Two weeks before the Democratic National Convention in September, Quinn was diagnosed with Stage 2 breast cancer. She started chemotherapy on Halloween and finished the day before Valentine’s.

“My doctor has a sense of humor,” she jokes.

Friends jumped in to feed her and her family. FOX News’ Morgan Fogarty used the website to put together a schedule with a note from Moira on what she could eat.

And Quinn found out that what she could eat was tricky – and not always what you would expect.

“The first thing I did, I figured I’m going to eat healthy – salads, fruits, all organic. My first round of chemo, I tried to eat all that stuff. I lost 8 pounds because I couldn’t digest anything.”

Here’s the thing: There’s a lot of well-meaning information out there about eating when you have cancer. But not all advice is one-size-fits-all.

Quinn learned she had to be really careful. No fresh food – she couldn’t risk exposure to bacteria.

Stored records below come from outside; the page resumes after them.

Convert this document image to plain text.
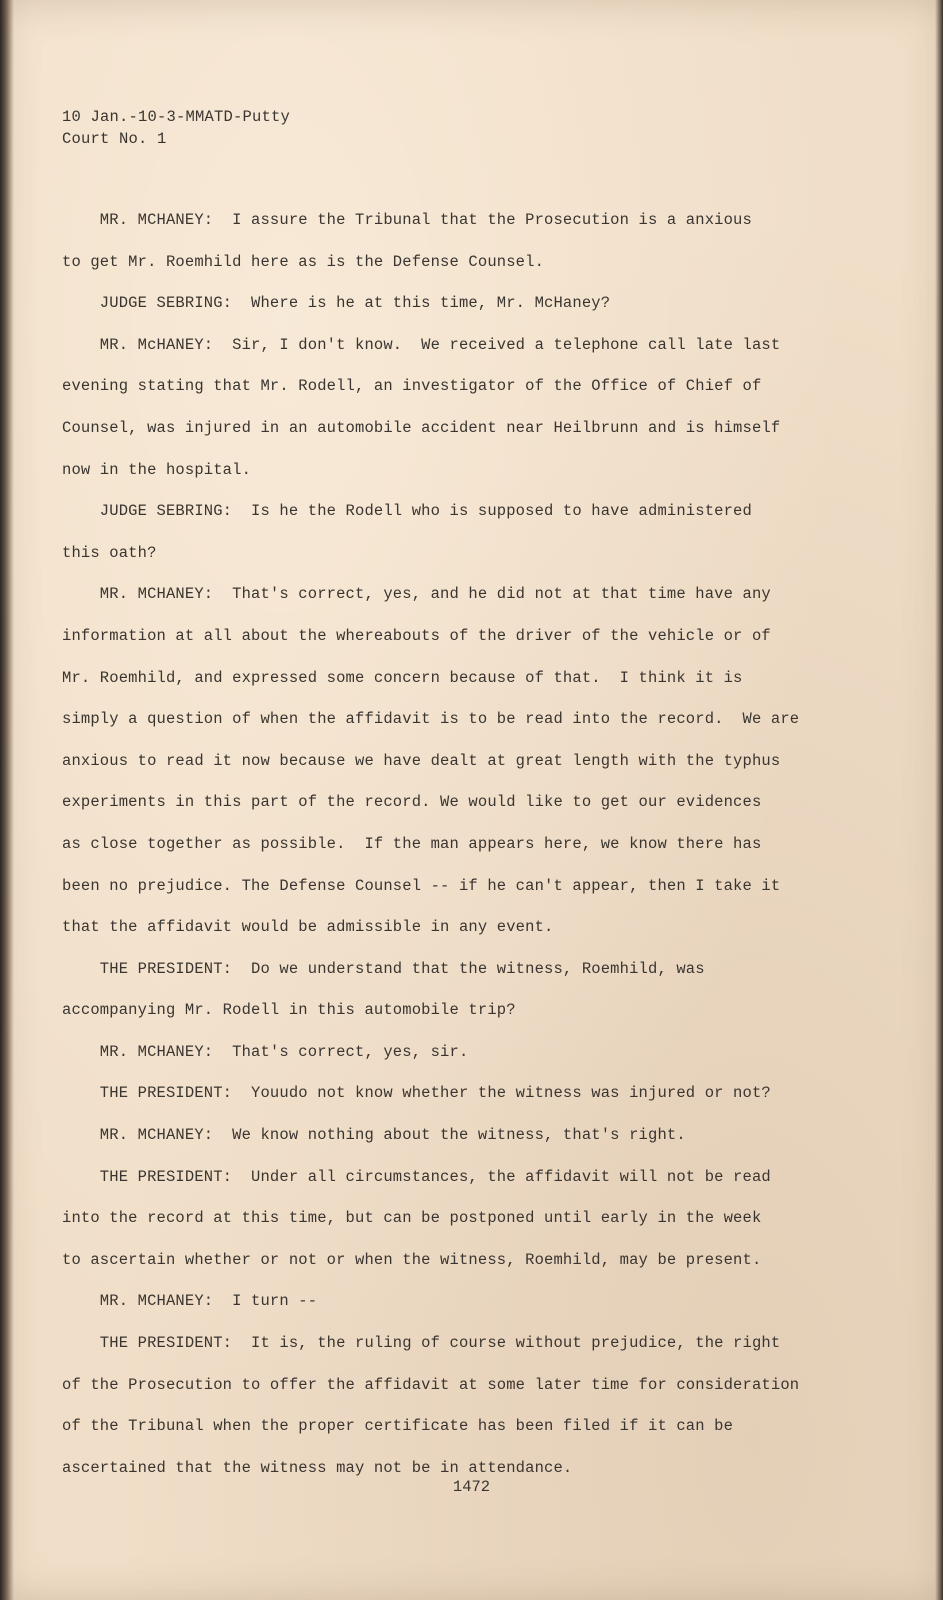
10 Jan.-10-3-MMATD-Putty
Court No. 1
MR. MCHANEY:  I assure the Tribunal that the Prosecution is a anxious
to get Mr. Roemhild here as is the Defense Counsel.
JUDGE SEBRING:  Where is he at this time, Mr. McHaney?
MR. McHANEY:  Sir, I don't know.  We received a telephone call late last
evening stating that Mr. Rodell, an investigator of the Office of Chief of
Counsel, was injured in an automobile accident near Heilbrunn and is himself
now in the hospital.
JUDGE SEBRING:  Is he the Rodell who is supposed to have administered
this oath?
MR. MCHANEY:  That's correct, yes, and he did not at that time have any
information at all about the whereabouts of the driver of the vehicle or of
Mr. Roemhild, and expressed some concern because of that.  I think it is
simply a question of when the affidavit is to be read into the record.  We are
anxious to read it now because we have dealt at great length with the typhus
experiments in this part of the record. We would like to get our evidences
as close together as possible.  If the man appears here, we know there has
been no prejudice. The Defense Counsel -- if he can't appear, then I take it
that the affidavit would be admissible in any event.
THE PRESIDENT:  Do we understand that the witness, Roemhild, was
accompanying Mr. Rodell in this automobile trip?
MR. MCHANEY:  That's correct, yes, sir.
THE PRESIDENT:  Youudo not know whether the witness was injured or not?
MR. MCHANEY:  We know nothing about the witness, that's right.
THE PRESIDENT:  Under all circumstances, the affidavit will not be read
into the record at this time, but can be postponed until early in the week
to ascertain whether or not or when the witness, Roemhild, may be present.
MR. MCHANEY:  I turn --
THE PRESIDENT:  It is, the ruling of course without prejudice, the right
of the Prosecution to offer the affidavit at some later time for consideration
of the Tribunal when the proper certificate has been filed if it can be
ascertained that the witness may not be in attendance.
1472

Nothing spicy at all. Nothing acidic. No lemon juice. No tomato sauce. No salad dressing.

“Nothing fresh, only white, brown and yellow foods: Rice, pasta, cheese, toast, chicken, flaky fish. I ate a lot of chicken.”

Her friends quickly figured it out. One sent a noodle kugel – perfect. Another made matzo ball soup. Perfect again.

With all of it, she had to be so careful.

“Anytime anyone sent me something fresh, I thanked them profusely and my husband ate well. They were being wonderful and fabulous. I never said anything.”

Eating healthfully is great. Now that her treatment is over – and her scans show she’s free of cancer – she’s happily eating fresh fruits and vegetables again. Lots of salads. Organic produce, after she washes it really well.

What we eat – what we want to eat, what we can eat, what we should eat – it’s so personal.

“A chemo patient needs to listen to your doctor and your oncology nurses, listen to your team,” Quinn says now.

“And if you’re going to cook and provide a meal – I appreciated it more than I can tell you. It was such an effort to keep body and soul together. But it’s always good to ask, ‘What can you eat?’ Don’t assume.”